Na concepção piagetiana, o desenvolvimento da inteligência é de natureza espontânea, em que
se salientam as trocas com o meio. A educação, por sua vez, supõe intervenção planejada e
sistematizada realizada na escola; trocas, objetivos e meios não são espontâneos, mas
deliberados.
Tudo isso, enfim, afasta a teoria piagetiana, tal como se encontra elaborada, da proposta de
um Construtivismo Educacional ou Pedagógico a que muitos autores pretendem dar vida.

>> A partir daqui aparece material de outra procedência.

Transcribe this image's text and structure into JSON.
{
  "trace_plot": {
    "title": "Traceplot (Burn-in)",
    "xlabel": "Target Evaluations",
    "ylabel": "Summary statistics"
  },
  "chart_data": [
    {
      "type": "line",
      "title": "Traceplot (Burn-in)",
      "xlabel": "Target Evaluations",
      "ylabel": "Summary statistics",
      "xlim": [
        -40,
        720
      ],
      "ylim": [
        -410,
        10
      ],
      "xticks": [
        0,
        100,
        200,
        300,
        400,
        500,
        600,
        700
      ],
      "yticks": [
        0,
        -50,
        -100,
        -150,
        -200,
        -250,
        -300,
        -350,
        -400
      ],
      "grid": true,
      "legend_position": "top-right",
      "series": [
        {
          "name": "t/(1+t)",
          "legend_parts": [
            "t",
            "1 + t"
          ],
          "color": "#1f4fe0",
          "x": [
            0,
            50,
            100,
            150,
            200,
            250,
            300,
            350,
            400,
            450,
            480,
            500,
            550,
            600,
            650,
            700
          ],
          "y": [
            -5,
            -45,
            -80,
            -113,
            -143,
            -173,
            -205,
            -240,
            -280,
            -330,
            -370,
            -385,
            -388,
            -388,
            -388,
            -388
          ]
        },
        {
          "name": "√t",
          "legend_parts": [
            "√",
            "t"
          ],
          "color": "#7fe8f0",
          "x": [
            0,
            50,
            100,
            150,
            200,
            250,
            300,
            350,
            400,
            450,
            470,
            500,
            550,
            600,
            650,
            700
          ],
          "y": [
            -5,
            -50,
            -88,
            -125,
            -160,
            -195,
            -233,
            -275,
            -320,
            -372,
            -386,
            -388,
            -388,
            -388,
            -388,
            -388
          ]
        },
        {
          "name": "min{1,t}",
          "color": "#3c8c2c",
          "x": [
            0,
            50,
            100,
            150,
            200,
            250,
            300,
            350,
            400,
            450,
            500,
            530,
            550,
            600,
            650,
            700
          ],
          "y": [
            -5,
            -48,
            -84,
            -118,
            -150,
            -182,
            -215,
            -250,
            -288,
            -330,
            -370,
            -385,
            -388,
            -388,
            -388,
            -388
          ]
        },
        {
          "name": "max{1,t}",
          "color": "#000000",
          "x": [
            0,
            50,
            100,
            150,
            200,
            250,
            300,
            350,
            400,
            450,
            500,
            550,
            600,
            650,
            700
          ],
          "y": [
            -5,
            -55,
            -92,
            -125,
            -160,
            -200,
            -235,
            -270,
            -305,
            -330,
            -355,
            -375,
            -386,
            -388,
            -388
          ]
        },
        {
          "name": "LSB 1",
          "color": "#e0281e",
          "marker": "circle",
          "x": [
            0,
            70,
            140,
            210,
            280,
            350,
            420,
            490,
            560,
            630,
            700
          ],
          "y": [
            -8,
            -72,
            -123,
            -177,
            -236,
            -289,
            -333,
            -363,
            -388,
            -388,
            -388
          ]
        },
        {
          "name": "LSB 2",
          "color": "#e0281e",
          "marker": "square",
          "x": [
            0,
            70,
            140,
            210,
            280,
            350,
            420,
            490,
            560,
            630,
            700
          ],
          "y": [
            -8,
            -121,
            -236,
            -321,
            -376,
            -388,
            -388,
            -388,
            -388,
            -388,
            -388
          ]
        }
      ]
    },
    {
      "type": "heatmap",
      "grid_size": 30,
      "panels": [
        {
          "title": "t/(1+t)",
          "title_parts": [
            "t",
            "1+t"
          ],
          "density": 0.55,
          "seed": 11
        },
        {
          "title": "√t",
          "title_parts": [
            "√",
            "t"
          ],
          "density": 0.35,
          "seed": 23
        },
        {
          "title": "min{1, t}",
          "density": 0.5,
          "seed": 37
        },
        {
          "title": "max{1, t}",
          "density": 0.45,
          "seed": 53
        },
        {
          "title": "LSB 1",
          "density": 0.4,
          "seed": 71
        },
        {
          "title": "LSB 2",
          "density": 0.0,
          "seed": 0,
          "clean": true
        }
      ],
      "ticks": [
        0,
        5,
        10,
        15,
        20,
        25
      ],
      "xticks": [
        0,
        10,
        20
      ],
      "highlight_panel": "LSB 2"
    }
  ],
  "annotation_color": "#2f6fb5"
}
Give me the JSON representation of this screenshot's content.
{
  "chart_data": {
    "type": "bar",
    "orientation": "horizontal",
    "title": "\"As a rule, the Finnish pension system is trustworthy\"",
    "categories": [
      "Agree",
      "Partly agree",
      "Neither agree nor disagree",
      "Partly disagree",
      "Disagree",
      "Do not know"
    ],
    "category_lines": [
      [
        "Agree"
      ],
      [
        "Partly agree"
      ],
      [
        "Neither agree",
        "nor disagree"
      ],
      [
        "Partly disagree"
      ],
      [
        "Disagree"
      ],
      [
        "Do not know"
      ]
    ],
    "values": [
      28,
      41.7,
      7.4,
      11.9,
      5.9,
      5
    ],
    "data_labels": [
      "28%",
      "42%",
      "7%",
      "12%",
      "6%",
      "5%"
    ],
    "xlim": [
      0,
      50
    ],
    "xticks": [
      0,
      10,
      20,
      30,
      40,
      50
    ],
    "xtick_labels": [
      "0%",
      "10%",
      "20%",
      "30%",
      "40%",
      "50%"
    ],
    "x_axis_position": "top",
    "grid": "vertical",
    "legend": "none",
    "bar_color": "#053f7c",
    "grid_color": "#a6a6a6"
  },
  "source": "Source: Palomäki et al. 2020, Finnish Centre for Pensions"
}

Ademais, insistir em uma improvável “aplicação de Piaget” só pode produzir tentativas
frustradas do professor que se sente pressionado a “ser construtivista”, em função das
instruções oficiais que recebe, o que gera insegurança e, muitas vezes, resistência até à própria
denominação “Construtivismo”. E não é raro encontrar professores convivendo diariamente
com a angústia de mesclar procedimentos que consideram “construtivistas” com aqueles ditos
“tradicionais”, seguindo, para tanto, o que lhes sugere a intuição.
Concluindo, os professores têm razão em resistir a orientações de uma pretensa teoria
construtivista que lhes nega o papel de ensinar, transmitir, avaliar, corrigir. E têm razão
quando, intuitivamente, tentam “mesclar” procedimentos, em função do conteúdo a ser
transmitido e das condições de assimilação do aluno.